His most telling moment came when he created Henderson’s winner, biding his time before picking the perfect pass when so many players would have rushed and fluffed their lines. Sturridge was ice cool and timed his pass to perfection, assisting the winning goal when he could so easily have opted to shoot himself.
It was a cameo of the highest class, demonstrating exceptional skill, awareness and crucial experience to provide that edge to help deliver the three points. While the accumulated impact of injuries over the years has undoubtedly taken away his lightning quick acceleration and explosive edge of old, Sturridge has adapted his game to remain hugely effective, even as his pace has diminished.
Although he isn’t necessarily a nailed-on starter when everyone is fit and available, Sturridge is still an integral part of the squad and often the first player Klopp calls upon when he needs to rotate or make a substitution.
At the age of 28, he’s one of the senior pros in this relatively youthful Liverpool squad and apart from Henderson (and Jon Flanagan, if you want to include him), he’s been at the club longer than any other player in the current crop. Liverpool lost an influential figure in Lucas Leiva this summer, but it feels like Sturridge is perfectly suited to taking up that position of seniority in the dressing room. You get the sense he’s very well liked and respected by his teammates — someone they all respect and gain confidence from when he’s on the pitch.

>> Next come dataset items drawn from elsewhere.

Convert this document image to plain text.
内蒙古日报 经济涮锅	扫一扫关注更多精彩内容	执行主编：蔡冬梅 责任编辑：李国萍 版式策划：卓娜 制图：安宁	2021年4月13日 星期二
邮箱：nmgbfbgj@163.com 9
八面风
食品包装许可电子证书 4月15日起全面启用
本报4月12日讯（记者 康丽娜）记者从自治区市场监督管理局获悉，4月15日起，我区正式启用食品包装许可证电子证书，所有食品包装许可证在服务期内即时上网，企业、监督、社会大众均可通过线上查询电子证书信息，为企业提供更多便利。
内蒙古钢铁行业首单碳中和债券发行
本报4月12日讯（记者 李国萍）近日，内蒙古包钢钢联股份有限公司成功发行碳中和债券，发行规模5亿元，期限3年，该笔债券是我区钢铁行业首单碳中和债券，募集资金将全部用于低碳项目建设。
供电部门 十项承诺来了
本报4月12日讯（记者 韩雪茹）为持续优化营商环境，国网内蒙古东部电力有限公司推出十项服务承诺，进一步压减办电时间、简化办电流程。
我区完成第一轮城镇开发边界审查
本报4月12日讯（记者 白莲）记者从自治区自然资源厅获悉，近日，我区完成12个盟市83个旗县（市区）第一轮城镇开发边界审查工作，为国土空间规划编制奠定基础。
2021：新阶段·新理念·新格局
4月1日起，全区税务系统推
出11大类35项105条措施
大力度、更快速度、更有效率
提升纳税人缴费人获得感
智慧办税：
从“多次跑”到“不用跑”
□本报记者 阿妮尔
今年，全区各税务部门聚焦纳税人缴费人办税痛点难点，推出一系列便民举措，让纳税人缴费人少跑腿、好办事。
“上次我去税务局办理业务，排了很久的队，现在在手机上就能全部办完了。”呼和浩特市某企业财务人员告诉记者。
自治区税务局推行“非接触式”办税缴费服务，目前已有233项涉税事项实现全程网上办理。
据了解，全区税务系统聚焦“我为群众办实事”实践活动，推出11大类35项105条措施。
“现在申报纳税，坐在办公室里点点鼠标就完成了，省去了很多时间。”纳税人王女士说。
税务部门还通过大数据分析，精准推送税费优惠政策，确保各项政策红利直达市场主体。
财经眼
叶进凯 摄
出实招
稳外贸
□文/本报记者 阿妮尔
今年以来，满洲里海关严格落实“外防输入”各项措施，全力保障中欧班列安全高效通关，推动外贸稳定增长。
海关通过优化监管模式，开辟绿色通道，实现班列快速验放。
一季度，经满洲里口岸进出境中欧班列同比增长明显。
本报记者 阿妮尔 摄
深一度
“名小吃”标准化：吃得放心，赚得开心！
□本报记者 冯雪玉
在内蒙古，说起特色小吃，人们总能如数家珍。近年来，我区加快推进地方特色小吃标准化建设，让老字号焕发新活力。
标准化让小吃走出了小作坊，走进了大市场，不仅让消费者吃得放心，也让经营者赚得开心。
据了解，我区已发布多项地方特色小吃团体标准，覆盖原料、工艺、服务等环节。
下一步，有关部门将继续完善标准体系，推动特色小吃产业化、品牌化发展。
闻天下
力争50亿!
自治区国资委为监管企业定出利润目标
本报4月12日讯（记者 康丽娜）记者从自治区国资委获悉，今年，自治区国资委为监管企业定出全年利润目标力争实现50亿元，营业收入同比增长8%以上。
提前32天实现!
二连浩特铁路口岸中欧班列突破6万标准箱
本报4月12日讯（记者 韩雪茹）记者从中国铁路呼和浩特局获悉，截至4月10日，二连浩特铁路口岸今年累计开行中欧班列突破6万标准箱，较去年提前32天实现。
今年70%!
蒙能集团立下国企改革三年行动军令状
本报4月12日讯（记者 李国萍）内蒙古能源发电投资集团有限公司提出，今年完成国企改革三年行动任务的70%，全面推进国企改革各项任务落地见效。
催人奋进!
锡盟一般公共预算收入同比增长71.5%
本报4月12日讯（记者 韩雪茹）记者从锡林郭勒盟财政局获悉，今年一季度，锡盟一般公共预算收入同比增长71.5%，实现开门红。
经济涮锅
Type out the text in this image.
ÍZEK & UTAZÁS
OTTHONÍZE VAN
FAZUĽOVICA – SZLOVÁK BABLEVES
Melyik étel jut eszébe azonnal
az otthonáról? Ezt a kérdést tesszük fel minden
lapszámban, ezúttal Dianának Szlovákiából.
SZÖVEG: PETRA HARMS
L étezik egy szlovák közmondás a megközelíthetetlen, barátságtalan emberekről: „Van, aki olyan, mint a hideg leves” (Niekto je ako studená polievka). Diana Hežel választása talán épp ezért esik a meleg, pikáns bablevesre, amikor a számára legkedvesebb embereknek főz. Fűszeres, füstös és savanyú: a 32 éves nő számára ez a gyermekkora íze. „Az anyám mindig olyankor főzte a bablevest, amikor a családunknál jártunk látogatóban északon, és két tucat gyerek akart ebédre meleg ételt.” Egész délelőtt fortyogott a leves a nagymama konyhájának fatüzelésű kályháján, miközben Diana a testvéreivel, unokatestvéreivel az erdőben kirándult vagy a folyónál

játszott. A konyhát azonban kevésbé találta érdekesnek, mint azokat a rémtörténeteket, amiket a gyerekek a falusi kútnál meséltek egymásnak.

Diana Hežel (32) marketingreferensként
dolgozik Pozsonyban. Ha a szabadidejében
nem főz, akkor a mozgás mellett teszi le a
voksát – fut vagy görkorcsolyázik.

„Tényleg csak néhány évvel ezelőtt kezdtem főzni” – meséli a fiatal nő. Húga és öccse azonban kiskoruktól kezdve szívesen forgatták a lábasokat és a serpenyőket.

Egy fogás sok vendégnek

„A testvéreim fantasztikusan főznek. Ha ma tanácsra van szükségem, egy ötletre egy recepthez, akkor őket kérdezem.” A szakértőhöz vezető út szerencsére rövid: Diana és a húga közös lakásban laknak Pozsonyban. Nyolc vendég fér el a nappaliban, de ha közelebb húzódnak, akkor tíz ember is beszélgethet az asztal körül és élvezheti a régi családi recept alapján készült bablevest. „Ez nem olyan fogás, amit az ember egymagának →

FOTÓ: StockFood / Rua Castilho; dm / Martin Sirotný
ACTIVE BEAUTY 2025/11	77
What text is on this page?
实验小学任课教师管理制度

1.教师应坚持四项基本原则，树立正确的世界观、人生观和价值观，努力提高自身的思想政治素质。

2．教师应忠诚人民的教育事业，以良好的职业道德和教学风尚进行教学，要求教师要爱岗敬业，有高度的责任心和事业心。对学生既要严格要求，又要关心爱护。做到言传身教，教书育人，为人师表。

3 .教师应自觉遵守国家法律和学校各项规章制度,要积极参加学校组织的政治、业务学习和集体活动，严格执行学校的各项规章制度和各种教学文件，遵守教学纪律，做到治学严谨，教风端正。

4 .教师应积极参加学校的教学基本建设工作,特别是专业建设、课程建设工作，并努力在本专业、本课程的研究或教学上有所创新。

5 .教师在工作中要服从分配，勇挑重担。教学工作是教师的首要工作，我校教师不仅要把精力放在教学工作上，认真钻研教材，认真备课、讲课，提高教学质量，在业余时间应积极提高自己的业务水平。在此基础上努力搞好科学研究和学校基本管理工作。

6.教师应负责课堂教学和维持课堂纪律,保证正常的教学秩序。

There’s a strong case to argue he deserves to start on Tuesday night against Spartak Moscow, having been rested for the League Cup tie last week and given how sharp he looked on Saturday. If not, he’s an ideal option to start against Newcastle next weekend.
While there’s always a possibility that the next muscle strain is just around the corner, Klopp seems to have found a way to manage Sturridge’s fitness more effectively and have him fit and available far more often.
As an outstanding footballer with his wealth of experience, we’re seeing the evolution of Sturridge into a highly intelligent and complete team player who has found a way to ensure he remains a hugely valuable asset for Liverpool.